Una artista contemporánea que desarrolla un lenguaje escultórico profundamente ligado a la naturaleza y a los procesos internos de la materia.
Las esculturas biomórficas de cerámica de Ana Rod. Ante las piezas de Ana Rod, como sus jarrones de cerámica de los que nacen hojas como llamas de fuego u otros con tubos curvados de colores que incluso se anudan, la mente solo piensa en una palabra: poesía.

La creadora gallega que antaño diseñó moda para marcas como Kling, Blanco o Amichi y que incluso acuñó su propia marca, Planet Palmer, con Brianda Fitz-James, lleva unos años iluminando el panorama de los ceramistas y la organización del Madrid Design Festival ha tomado nota.
Para Ana Rod, que se acercó a la cerámica de forma “lúdica”, para experimentar, “los bloqueos se pueden entender como parte activa del proceso. A veces, hay cosas atenazantes, como la nada. Me refiero al miedo al vacío. En realidad, es una oportunidad creativa. Cuanto más nada hay, más espacio para la creación hay”.
Sus obras, realizadas principalmente en cerámica, adoptan formas biomórficas que evocan organismos vivos, tejidos y estructuras en transformación. A través de estas piezas, la artista propone un diálogo entre lo visible y lo invisible, entre lo microscópico y lo macroscópico.
En sus esculturas, tanto de pequeño formato como en instalaciones, Ana Rod transita con fluidez entre lo figurativo y lo abstracto, generando una tensión sugerente entre lo familiar y lo inquietante. Esta dualidad invita al espectador a una experiencia sensorial que trasciende lo meramente visual.



La conexión entre cuerpo y mente, entendida como la integración de sensorialidad e intelecto, ocupa un lugar central en su práctica. Frente a una tradición occidental que ha tendido a separarlos, su obra reivindica su unión como vía de conocimiento.
La propia artista afirma que su trabajo alude a un estado previo a la concreción de la materia, un espacio de infinitas posibilidades donde la naturaleza se reinventa.
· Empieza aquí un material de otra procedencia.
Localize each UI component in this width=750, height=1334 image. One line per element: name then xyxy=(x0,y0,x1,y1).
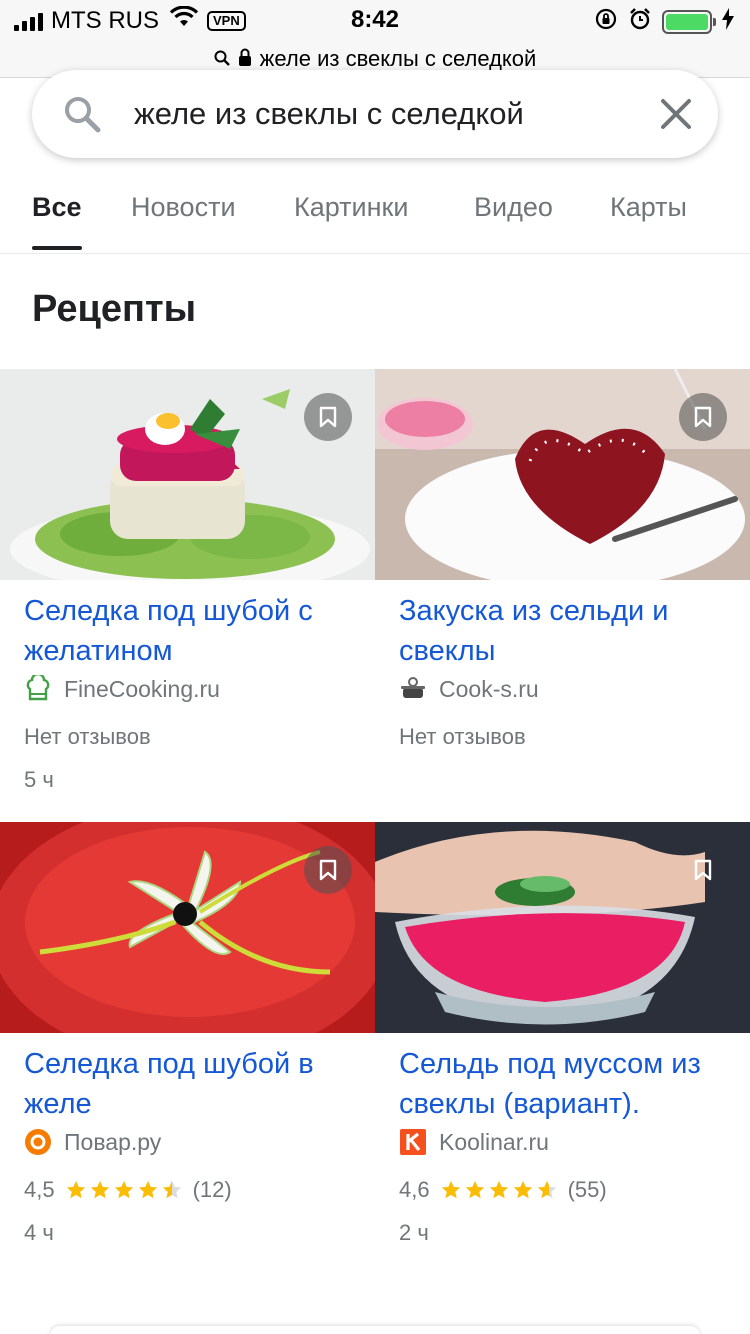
recipe-card[interactable]: Сельдь под муссом из свеклы (вариант). K… xyxy=(375,822,750,1262)
bookmark-button[interactable] xyxy=(679,846,727,894)
charging-icon xyxy=(722,8,734,35)
section-title: Рецепты xyxy=(32,288,197,330)
review-count: (55) xyxy=(567,1177,607,1202)
star-icon xyxy=(90,1180,109,1199)
rating-value: 4,6 xyxy=(399,1177,430,1202)
tab-video[interactable]: Видео xyxy=(474,192,553,252)
alarm-icon xyxy=(628,7,652,36)
reviews-text: Нет отзывов xyxy=(24,724,151,749)
bookmark-button[interactable] xyxy=(304,393,352,441)
recipe-image[interactable] xyxy=(0,822,375,1033)
tab-news[interactable]: Новости xyxy=(131,192,236,252)
recipe-title[interactable]: Селедка под шубой с желатином xyxy=(24,591,360,671)
bookmark-icon xyxy=(319,859,337,881)
status-bar: MTS RUS VPN 8:42 xyxy=(0,0,750,40)
star-icon xyxy=(489,1180,508,1199)
star-rating xyxy=(440,1179,558,1201)
recipe-title[interactable]: Закуска из сельди и свеклы xyxy=(399,591,735,671)
source-name: Повар.ру xyxy=(64,1128,162,1155)
bookmark-button[interactable] xyxy=(679,393,727,441)
recipe-title[interactable]: Селедка под шубой в желе xyxy=(24,1044,360,1124)
star-icon xyxy=(441,1180,460,1199)
half-star-icon xyxy=(537,1180,556,1199)
source-name: Koolinar.ru xyxy=(439,1128,549,1155)
recipe-image[interactable] xyxy=(0,369,375,580)
search-icon xyxy=(214,46,230,72)
rating-row: 4,5 (12) xyxy=(24,1177,232,1203)
review-count: (12) xyxy=(192,1177,232,1202)
recipe-card[interactable]: Селедка под шубой в желе Повар.ру 4,5 (1… xyxy=(0,822,375,1262)
koolinar-logo-icon xyxy=(399,1128,427,1156)
star-icon xyxy=(138,1180,157,1199)
cook-time: 2 ч xyxy=(399,1220,429,1245)
rating-row: 4,6 (55) xyxy=(399,1177,607,1203)
recipe-image[interactable] xyxy=(375,822,750,1033)
povar-logo-icon xyxy=(24,1128,52,1156)
half-star-icon xyxy=(162,1180,181,1199)
star-icon xyxy=(66,1180,85,1199)
search-box[interactable]: желе из свеклы с селедкой xyxy=(32,70,718,158)
star-icon xyxy=(513,1180,532,1199)
chef-hat-icon xyxy=(24,675,52,703)
tab-images[interactable]: Картинки xyxy=(294,192,408,252)
search-icon xyxy=(62,94,102,139)
recipe-card[interactable]: Селедка под шубой с желатином FineCookin… xyxy=(0,369,375,809)
star-icon xyxy=(465,1180,484,1199)
rating-value: 4,5 xyxy=(24,1177,55,1202)
bookmark-icon xyxy=(319,406,337,428)
bookmark-icon xyxy=(694,859,712,881)
star-rating xyxy=(65,1179,183,1201)
recipe-title[interactable]: Сельдь под муссом из свеклы (вариант). xyxy=(399,1044,735,1124)
cook-time: 5 ч xyxy=(24,767,54,792)
source-name: Cook-s.ru xyxy=(439,675,539,702)
cook-time: 4 ч xyxy=(24,1220,54,1245)
star-icon xyxy=(114,1180,133,1199)
url-text: желе из свеклы с селедкой xyxy=(259,45,537,71)
reviews-text: Нет отзывов xyxy=(399,724,526,749)
search-input[interactable]: желе из свеклы с селедкой xyxy=(134,96,524,132)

En una primera mirada, sus obras activan el imaginario colectivo mediante estímulos sutiles que emergen del subconsciente.
En un nivel más profundo, la fusión de referencias orgánicas con estructuras modulares y conceptos como la entropía o la potencialidad abre una reflexión sobre el carácter azaroso de la existencia. Así, su práctica artística busca reconectar al ser humano con una naturaleza primigenia, compleja y profundamente interconectada.
En este sentido, cada pieza funciona como un umbral que invita a la contemplación, a la pausa y a la escucha interior. El espectador no solo observa, sino que se ve implicado en un proceso de percepción activa, donde lo táctil y lo emocional adquieren protagonismo.
De este modo, Ana Rod construye un universo poético que desdibuja los límites entre arte, ciencia y experiencia, proponiendo nuevas formas de comprender nuestra relación con el entorno y con nosotros mismos. En constante evolución y abierta a interpretaciones.